Radar and Ana Cristina both stared as the puddle slowly grew before their eyes. A green paradise island of guacamole.
“I’m sorry,” said Radar. “I’m so, so sorry.” He could not bear to look at her, so he instead fixed his gaze on the rack of Dentyne Ice gum, which caused a strange sensory dissonance: the promise of spearmint paired with the vulgar wafts of salsa fresca and avocado preservatives.
“It’s okay,” he heard her say. “It’s no problem.”
He stole another quick glance at her and saw that she was not in fact angry, but still smiling, almost laughing, as she thumbed at the microphone above the register. “Javi, Enchanted Valley Light Guacamole spill, checkout 2.” He was amazed at the specificity of her announcement, the natural roll of the word guacamole off her tongue.
“Do you want to get another one?” she asked.
“Another what?”
“Another guacamole?” There it was again. He could listen to her say that word all day.
“Not really,” he said. “You really still like me? Even after everything?”

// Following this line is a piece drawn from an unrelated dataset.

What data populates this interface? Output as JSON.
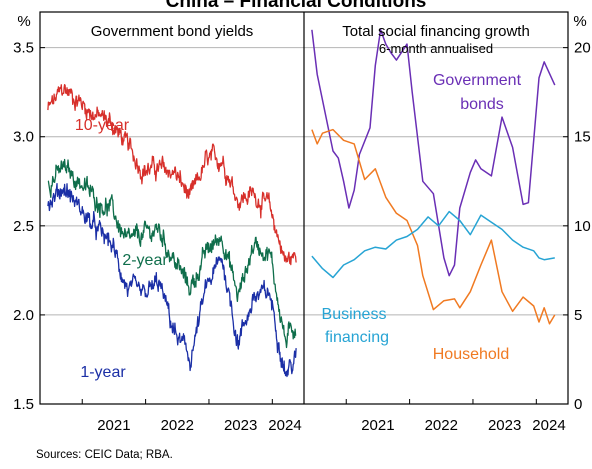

“Of course,” she said. “Why would I not like you?”
“I don’t know,” he said. “Because?”
“What is there not to like?”
“Oh, plenty, believe me.”
“You’re like the nicest boy I ever met.”
“I am?” he said.
“Cutest and nicest.” She hesitated, wiping back a stray hair. “Do you want to meet my mama? She’s cooking tonight.”
“Your mama?” His heart soared.
Javier showed up with a mop and bucket. Fifteen-year-old skinny boy Javier. The wolf. He who did not rid the baskets of their ooze. He who carefully launched his coagulate hair heavenward with a pound of toxic gel, he who always kept a white shirt tucked into the back pocket of his shorts, as if he were ready to change at any moment and enter a televised street fight. When had the bad blood started between them, really? Radar had never said a word to Javier, and yet he sensed evil in those bony, slumped shoulders. Maybe he was being unfair. Maybe he was being racist. Maybe Javier was a nice kid. Maybe Javier was in love with Ana Cristina.
And now Javier was mopping at the spill, and Ana Cristina was saying something to him in Spanish, and Radar was straining to pick up its meaning. Javi sighed and propped the mop against Radar and left the scene. He was now pinned to the rack of Dentyne by the mop handle.
“Do you want me to clean it up?” he asked.
Ana Cristina shook her head. “No, no. I told him to get a paper towel. For the glass,” she said. “So, can you come tonight? No pressure or anything, but she asks about you all the time, and I was like, Okay, mama, all right already, you can meet him, jeez . She’s going to cook her empanadas. They’re really good.”
“Empanadas?” he said. Asks about me all the time? “I would love to. Nothing would make me happier.”
She smiled and then leaned across the conveyor belt and took his hand, just for a second, but her touch sent such a strong electrical current through his body that he thought he might have another seizure.
Javier returned, paper towel in hand. He scowled at Radar as he got down on all fours and began picking up the pieces of glass.
Radar. Un conquistador . A man among men.
Do it because you must.
He swept the mop handle aside and carefully sidestepped around the guacamole explosion.